Suffice it to say, Costa is passionate about bugs, and he knows a lot about how and where bugs live in the Smokies. Those strange looking bumps, knots, balls and/or cones on the stems and leaves of plants are galls, which are little life supporting systems. “Lots of plant-feeding insects and their relatives are able to induce galls—abnormal plant growths that provide the insects with both food and shelter,” Costa says. The insect egg produces a chemical that mimics the plant growth hormone causing the plant to grow around the egg. The larva grows inside its new home, which provides food and shelter.

“Gall-inducing insects are typically very specific with respect to the plant they feed on,” Costa says. “Their galls, too, usually have very particular shapes, so that it’s possible to identify the species of insect just by the plant species and gall shape.”

For example, an aphid known as Hormaphis hammamelids creates little cones on witch hazel leaves that look like witches’ hats.

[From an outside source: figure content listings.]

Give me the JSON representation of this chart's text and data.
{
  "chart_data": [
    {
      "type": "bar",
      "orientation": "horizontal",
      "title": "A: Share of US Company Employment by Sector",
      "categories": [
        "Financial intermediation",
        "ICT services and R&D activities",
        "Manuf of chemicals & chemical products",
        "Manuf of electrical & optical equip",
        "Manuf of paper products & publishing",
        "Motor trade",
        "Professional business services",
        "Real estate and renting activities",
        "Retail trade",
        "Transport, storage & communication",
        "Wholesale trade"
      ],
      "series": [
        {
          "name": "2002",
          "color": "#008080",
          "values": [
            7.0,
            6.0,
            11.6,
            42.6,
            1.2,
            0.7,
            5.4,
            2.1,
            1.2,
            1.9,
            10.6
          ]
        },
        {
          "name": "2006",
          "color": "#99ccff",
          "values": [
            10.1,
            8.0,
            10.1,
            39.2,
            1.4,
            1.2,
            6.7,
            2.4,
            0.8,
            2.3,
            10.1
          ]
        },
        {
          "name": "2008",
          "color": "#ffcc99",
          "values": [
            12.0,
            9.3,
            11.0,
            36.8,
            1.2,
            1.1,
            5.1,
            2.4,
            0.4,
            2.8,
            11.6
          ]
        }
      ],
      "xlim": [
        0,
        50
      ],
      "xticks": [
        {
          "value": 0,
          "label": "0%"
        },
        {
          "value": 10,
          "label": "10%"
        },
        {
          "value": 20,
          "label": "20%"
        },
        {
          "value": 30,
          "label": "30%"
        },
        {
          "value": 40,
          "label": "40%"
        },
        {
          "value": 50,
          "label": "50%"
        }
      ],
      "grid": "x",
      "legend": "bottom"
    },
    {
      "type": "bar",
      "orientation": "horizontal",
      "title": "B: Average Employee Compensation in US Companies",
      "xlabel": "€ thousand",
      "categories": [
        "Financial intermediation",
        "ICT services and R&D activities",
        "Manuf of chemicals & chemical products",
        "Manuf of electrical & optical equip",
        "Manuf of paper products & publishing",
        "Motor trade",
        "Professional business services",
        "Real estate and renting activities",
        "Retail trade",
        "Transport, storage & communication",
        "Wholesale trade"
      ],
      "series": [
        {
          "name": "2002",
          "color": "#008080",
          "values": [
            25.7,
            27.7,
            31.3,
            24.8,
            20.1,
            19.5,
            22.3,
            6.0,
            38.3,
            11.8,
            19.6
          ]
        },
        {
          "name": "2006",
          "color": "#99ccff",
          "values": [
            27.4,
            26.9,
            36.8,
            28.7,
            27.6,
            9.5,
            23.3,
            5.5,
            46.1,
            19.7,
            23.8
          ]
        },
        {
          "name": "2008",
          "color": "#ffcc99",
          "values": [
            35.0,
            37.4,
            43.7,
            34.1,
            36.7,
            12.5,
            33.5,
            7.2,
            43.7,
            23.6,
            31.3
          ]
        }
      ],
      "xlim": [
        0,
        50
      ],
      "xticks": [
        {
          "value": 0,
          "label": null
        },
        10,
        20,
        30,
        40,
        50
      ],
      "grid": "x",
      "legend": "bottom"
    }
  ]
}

The locust leaf miner, Odontota dorsalis, munches down on black locust leaves in the summer. These larval leaf miners are so tiny and flattened live between the upper and lower layers of a single thin leaf, Costa says. Other types of insects’ homes include “leaf rolls and ties,” where insects roll and/or tie leaves together to create shelter; silk tents; log galleries, where “wood roaches” excavate tunnels in rotting logs; and, of course, hives, where social wasps and/or bees live together in colonies ranging in number from a dozen or so to many hundreds, Costa says.

It may be hard to think of “bug people” as being sentimental, but Costa has a favorite insect home.

“As for my favorite nest, for sentimental reasons I’d have to go with the eastern tent caterpillar’s tents,” he said. “For me, they are the true harbinger of spring. In our area around mid-March I delight in seeing their bright and shiny tents dotting the landscape, lining the highways and byways on black cherry trees. This is one of the very earliest insects to emerge after the long winter, and those fresh silken tents seem to glint brightly in the sunlight. Each one is the work of an industrious group of caterpillars, a family group in fact, which have lain dormant in their little egg cluster since early in the previous summer… For me their tents are not only beautiful but marvelous in their construction and their function. No one caterpillar can build one; their tents are group efforts, and their home is both refuge and information center.”